Shipments of supplies to Guatemala in settlement of our lend-lease obligation have been suspended, by order of the General Accounting Office.2 The failure to make these deliveries leaves us owing Guatemala about $1,000,000 in materials under our Lend-Lease Agreement of 1942.3 It is important that shipments be resumed and the obligation liquidated.

It will be recalled that this secret Lend-Lease Agreement provided that Guatemala should receive without charge $3,000,000 worth of Lend-Lease supplies in return for letting us occupy two air bases in that country. When hostilities ended, we had shipped only about $1,500,000 of lend-lease supplies to Guatemala. It was then proposed that our remaining obligation be liquidated by transferring to Guatemala all the materials included in her interim arms allocation. After President Truman approved this proposal4 (see attachment), it was presented to the Guatemalan Government and accepted.5

[Page 701]

Some of the shipments to Guatemala were completed before the G. A. O. ordered the suspension. The bulk of the material, however, is yet to be transferred.

In emphasizing the importance of expediting deliveries, it should be noted that Guatemala has already paid a large part of the accessorial charges for suspended shipments.6 These Guatemalan payments apparently satisfy the G. A. O. requirement that accessorial funds be paid by the foreign government.

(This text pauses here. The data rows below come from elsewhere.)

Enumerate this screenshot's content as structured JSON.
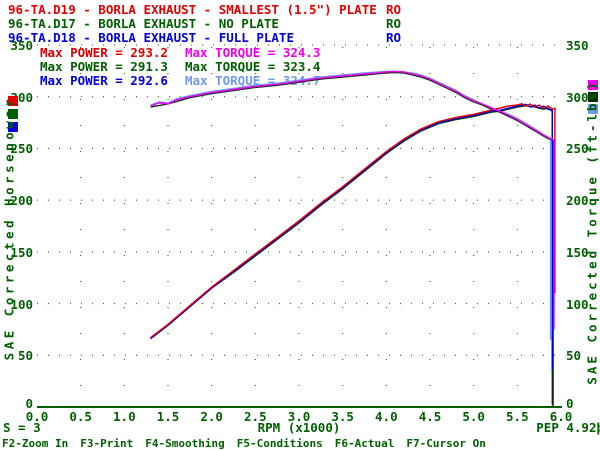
{
  "colors": {
    "background": "#ffffff",
    "axis_text": "#006000",
    "grid_dot": "#006000",
    "red": "#e00000",
    "dark_green": "#006000",
    "blue": "#0000e0",
    "magenta": "#ee00ee",
    "light_blue": "#6f9af0",
    "curve_dark": "#0c2c0c"
  },
  "header": {
    "suffix_column_x": 386,
    "runs": [
      {
        "file": "96-TA.D19",
        "description": "BORLA EXHAUST - SMALLEST (1.5\") PLATE",
        "suffix": "RO",
        "color": "red"
      },
      {
        "file": "96-TA.D17",
        "description": "BORLA EXHAUST - NO PLATE",
        "suffix": "RO",
        "color": "dark_green"
      },
      {
        "file": "96-TA.D18",
        "description": "BORLA EXHAUST - FULL PLATE",
        "suffix": "RO",
        "color": "blue"
      }
    ]
  },
  "legend": {
    "rows": [
      {
        "power": "Max POWER = 293.2",
        "power_color": "red",
        "torque": "Max TORQUE = 324.3",
        "torque_color": "magenta"
      },
      {
        "power": "Max POWER = 291.3",
        "power_color": "dark_green",
        "torque": "Max TORQUE = 323.4",
        "torque_color": "dark_green"
      },
      {
        "power": "Max POWER = 292.6",
        "power_color": "blue",
        "torque": "Max TORQUE = 324.7",
        "torque_color": "light_blue"
      }
    ]
  },
  "status_bar": {
    "left": "S = 3",
    "right": "PEP 4.92þ"
  },
  "function_keys": [
    "F2-Zoom In",
    "F3-Print",
    "F4-Smoothing",
    "F5-Conditions",
    "F6-Actual",
    "F7-Cursor On"
  ],
  "chart_data": {
    "type": "line",
    "title": "",
    "xlabel": "RPM (x1000)",
    "ylabel_left": "SAE Corrected Horsepower",
    "ylabel_right": "SAE Corrected Torque (ft-lbs)",
    "xlim": [
      0,
      6
    ],
    "ylim": [
      0,
      350
    ],
    "x_ticks": [
      "0.0",
      "0.5",
      "1.0",
      "1.5",
      "2.0",
      "2.5",
      "3.0",
      "3.5",
      "4.0",
      "4.5",
      "5.0",
      "5.5",
      "6.0"
    ],
    "y_ticks": [
      "350",
      "300",
      "250",
      "200",
      "150",
      "100",
      "50",
      "0"
    ],
    "grid": "dotted",
    "legend_position": "top-left-inside",
    "series": [
      {
        "name": "96-TA.D17 power",
        "unit": "hp",
        "color_key": "curve_dark",
        "max": 291.3,
        "points": [
          [
            1.3,
            66
          ],
          [
            1.5,
            79
          ],
          [
            1.75,
            97
          ],
          [
            2.0,
            115
          ],
          [
            2.25,
            130
          ],
          [
            2.5,
            146
          ],
          [
            2.75,
            162
          ],
          [
            3.0,
            178
          ],
          [
            3.25,
            195
          ],
          [
            3.5,
            211
          ],
          [
            3.75,
            228
          ],
          [
            4.0,
            245
          ],
          [
            4.2,
            257
          ],
          [
            4.4,
            267
          ],
          [
            4.6,
            274
          ],
          [
            4.8,
            278
          ],
          [
            5.0,
            281
          ],
          [
            5.1,
            283
          ],
          [
            5.2,
            285
          ],
          [
            5.3,
            286
          ],
          [
            5.4,
            288
          ],
          [
            5.5,
            290
          ],
          [
            5.6,
            291.3
          ],
          [
            5.7,
            290
          ],
          [
            5.8,
            288
          ],
          [
            5.85,
            289
          ],
          [
            5.9,
            286
          ],
          [
            5.9,
            2
          ]
        ]
      },
      {
        "name": "96-TA.D17 torque",
        "unit": "ft-lbs",
        "color_key": "curve_dark",
        "max": 323.4,
        "points": [
          [
            1.3,
            290
          ],
          [
            1.5,
            293
          ],
          [
            1.75,
            299
          ],
          [
            2.0,
            303
          ],
          [
            2.25,
            306
          ],
          [
            2.5,
            309
          ],
          [
            2.75,
            311
          ],
          [
            3.0,
            314
          ],
          [
            3.25,
            317
          ],
          [
            3.5,
            319
          ],
          [
            3.75,
            321
          ],
          [
            4.0,
            323
          ],
          [
            4.1,
            323.4
          ],
          [
            4.2,
            323
          ],
          [
            4.3,
            321
          ],
          [
            4.4,
            319
          ],
          [
            4.5,
            316
          ],
          [
            4.6,
            312
          ],
          [
            4.7,
            308
          ],
          [
            4.8,
            304
          ],
          [
            4.9,
            299
          ],
          [
            5.0,
            295
          ],
          [
            5.1,
            292
          ],
          [
            5.2,
            288
          ],
          [
            5.3,
            285
          ],
          [
            5.4,
            281
          ],
          [
            5.5,
            277
          ],
          [
            5.6,
            272
          ],
          [
            5.7,
            267
          ],
          [
            5.8,
            262
          ],
          [
            5.91,
            257
          ],
          [
            5.91,
            0
          ]
        ]
      },
      {
        "name": "96-TA.D18 power",
        "unit": "hp",
        "color_key": "blue",
        "max": 292.6,
        "points": [
          [
            1.3,
            66
          ],
          [
            1.5,
            79
          ],
          [
            1.75,
            97
          ],
          [
            2.0,
            115
          ],
          [
            2.25,
            131
          ],
          [
            2.5,
            147
          ],
          [
            2.75,
            163
          ],
          [
            3.0,
            179
          ],
          [
            3.25,
            196
          ],
          [
            3.5,
            212
          ],
          [
            3.75,
            229
          ],
          [
            4.0,
            246
          ],
          [
            4.2,
            258
          ],
          [
            4.4,
            268
          ],
          [
            4.6,
            275
          ],
          [
            4.8,
            279
          ],
          [
            5.0,
            282
          ],
          [
            5.1,
            284
          ],
          [
            5.2,
            286
          ],
          [
            5.3,
            287
          ],
          [
            5.4,
            289
          ],
          [
            5.5,
            291
          ],
          [
            5.6,
            292.6
          ],
          [
            5.65,
            290
          ],
          [
            5.7,
            292
          ],
          [
            5.75,
            289
          ],
          [
            5.8,
            291
          ],
          [
            5.85,
            288
          ],
          [
            5.9,
            287
          ],
          [
            5.9,
            35
          ]
        ]
      },
      {
        "name": "96-TA.D18 torque",
        "unit": "ft-lbs",
        "color_key": "light_blue",
        "max": 324.7,
        "points": [
          [
            1.3,
            292
          ],
          [
            1.4,
            295
          ],
          [
            1.5,
            294
          ],
          [
            1.6,
            298
          ],
          [
            1.75,
            301
          ],
          [
            2.0,
            305
          ],
          [
            2.25,
            308
          ],
          [
            2.5,
            311
          ],
          [
            2.75,
            313
          ],
          [
            3.0,
            316
          ],
          [
            3.25,
            319
          ],
          [
            3.5,
            321
          ],
          [
            3.75,
            323
          ],
          [
            4.0,
            324.5
          ],
          [
            4.1,
            324.7
          ],
          [
            4.2,
            324
          ],
          [
            4.3,
            323
          ],
          [
            4.4,
            321
          ],
          [
            4.5,
            318
          ],
          [
            4.6,
            314
          ],
          [
            4.7,
            310
          ],
          [
            4.8,
            306
          ],
          [
            4.9,
            301
          ],
          [
            5.0,
            297
          ],
          [
            5.1,
            293
          ],
          [
            5.2,
            290
          ],
          [
            5.3,
            286
          ],
          [
            5.4,
            283
          ],
          [
            5.5,
            279
          ],
          [
            5.6,
            274
          ],
          [
            5.7,
            269
          ],
          [
            5.88,
            259
          ],
          [
            5.88,
            65
          ]
        ]
      },
      {
        "name": "96-TA.D19 power",
        "unit": "hp",
        "color_key": "red",
        "max": 293.2,
        "points": [
          [
            1.3,
            67
          ],
          [
            1.5,
            80
          ],
          [
            1.75,
            98
          ],
          [
            2.0,
            116
          ],
          [
            2.25,
            132
          ],
          [
            2.5,
            148
          ],
          [
            2.75,
            164
          ],
          [
            3.0,
            180
          ],
          [
            3.25,
            197
          ],
          [
            3.5,
            213
          ],
          [
            3.75,
            230
          ],
          [
            4.0,
            247
          ],
          [
            4.2,
            259
          ],
          [
            4.4,
            269
          ],
          [
            4.6,
            276
          ],
          [
            4.8,
            280
          ],
          [
            5.0,
            283
          ],
          [
            5.1,
            285
          ],
          [
            5.2,
            287
          ],
          [
            5.3,
            289
          ],
          [
            5.4,
            291
          ],
          [
            5.5,
            292
          ],
          [
            5.55,
            293.2
          ],
          [
            5.6,
            291
          ],
          [
            5.65,
            293
          ],
          [
            5.7,
            290
          ],
          [
            5.75,
            292
          ],
          [
            5.8,
            289
          ],
          [
            5.85,
            291
          ],
          [
            5.9,
            288
          ],
          [
            5.93,
            289
          ],
          [
            5.93,
            110
          ]
        ]
      },
      {
        "name": "96-TA.D19 torque",
        "unit": "ft-lbs",
        "color_key": "magenta",
        "max": 324.3,
        "points": [
          [
            1.3,
            291
          ],
          [
            1.4,
            294
          ],
          [
            1.5,
            293
          ],
          [
            1.6,
            297
          ],
          [
            1.75,
            300
          ],
          [
            2.0,
            304
          ],
          [
            2.25,
            307
          ],
          [
            2.5,
            310
          ],
          [
            2.75,
            312
          ],
          [
            3.0,
            315
          ],
          [
            3.25,
            318
          ],
          [
            3.5,
            320
          ],
          [
            3.75,
            322
          ],
          [
            3.9,
            323
          ],
          [
            4.0,
            324
          ],
          [
            4.1,
            324.3
          ],
          [
            4.2,
            324
          ],
          [
            4.3,
            322
          ],
          [
            4.4,
            320
          ],
          [
            4.5,
            317
          ],
          [
            4.6,
            313
          ],
          [
            4.7,
            309
          ],
          [
            4.8,
            305
          ],
          [
            4.9,
            300
          ],
          [
            5.0,
            296
          ],
          [
            5.1,
            293
          ],
          [
            5.2,
            289
          ],
          [
            5.3,
            286
          ],
          [
            5.4,
            282
          ],
          [
            5.5,
            278
          ],
          [
            5.6,
            273
          ],
          [
            5.7,
            268
          ],
          [
            5.8,
            263
          ],
          [
            5.92,
            258
          ],
          [
            5.92,
            75
          ]
        ]
      }
    ],
    "max_markers": {
      "left_colors": [
        "red",
        "dark_green",
        "blue"
      ],
      "right_colors": [
        "magenta",
        "curve_dark",
        "light_blue"
      ]
    }
  }
}
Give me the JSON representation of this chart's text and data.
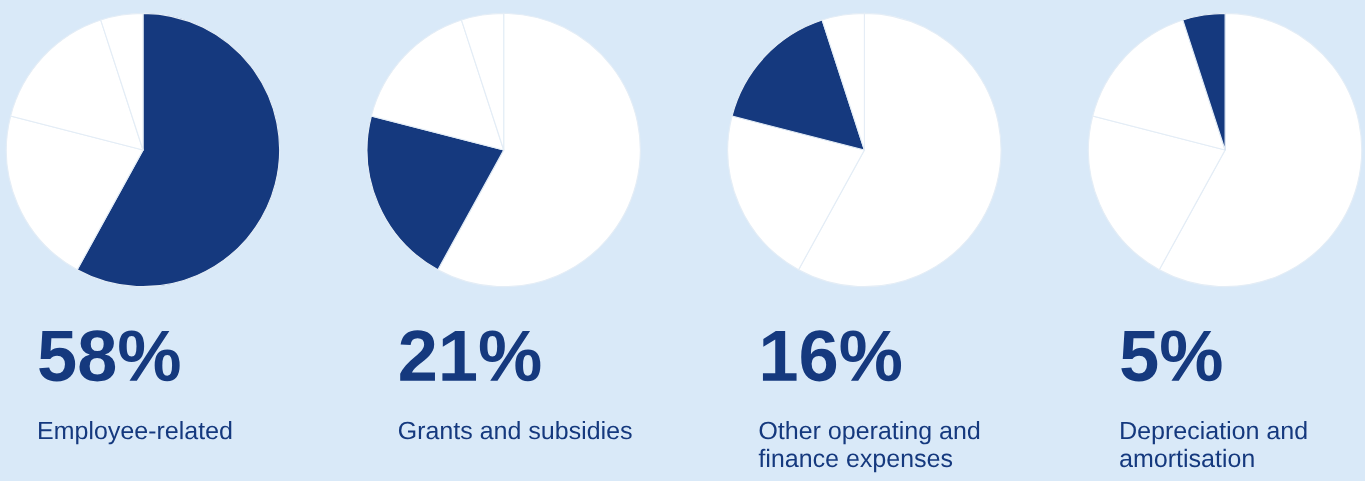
{
  "chart_data": [
    {
      "type": "pie",
      "categories": [
        null,
        null,
        null,
        null
      ],
      "values": [
        58,
        21,
        16,
        5
      ],
      "colors": [
        "#15397e",
        "#ffffff",
        "#ffffff",
        "#ffffff"
      ],
      "annotations": [
        "58%",
        "Employee-related"
      ]
    },
    {
      "type": "pie",
      "categories": [
        null,
        null,
        null,
        null
      ],
      "values": [
        58,
        21,
        16,
        5
      ],
      "colors": [
        "#ffffff",
        "#15397e",
        "#ffffff",
        "#ffffff"
      ],
      "annotations": [
        "21%",
        "Grants and subsidies"
      ]
    },
    {
      "type": "pie",
      "categories": [
        null,
        null,
        null,
        null
      ],
      "values": [
        58,
        21,
        16,
        5
      ],
      "colors": [
        "#ffffff",
        "#ffffff",
        "#15397e",
        "#ffffff"
      ],
      "annotations": [
        "16%",
        "Other operating and\nfinance expenses"
      ]
    },
    {
      "type": "pie",
      "categories": [
        null,
        null,
        null,
        null
      ],
      "values": [
        58,
        21,
        16,
        5
      ],
      "colors": [
        "#ffffff",
        "#ffffff",
        "#ffffff",
        "#15397e"
      ],
      "annotations": [
        "5%",
        "Depreciation and\namortisation"
      ]
    }
  ]
}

Inasmuch as your office has been at work on the general question of the suspended lend-lease shipments, the particular problem of Guatemala is brought to your attention with the hope that some action can be taken with a view to removing G. A. O.’s objections. Anything that can be done to enable us to meet our obligation to Guatemala will be very much appreciated.

  1. A ruling was issued by the Comptroller General (Warren) on January 10, 1947, that not only could the funds appropriated in Public Law No. 521, Seventy-Ninth Congress, July 23, 1946, not be used for any of the expenses incident to the shipment abroad of lend-lease articles after December 31, 1946, but in addition, funds deposited by the foreign governments could not be used for that purpose (800.24/4–2447).
  2. Signed November 16, 1942, Foreign Relations, 1942, vol. vi, p. 444.
  3. See memorandum of May 14, 1946, by Acting Secretary of State Acheson to President Truman, ibid., 1946, vol. xi, p. 885.
  4. See notes of May 23 and October 18, 1946, to the Guatemalan Embassy, ibid., pp. 886 and 888, respectively.
  5. A payment of $65,000 had been made in December 1946.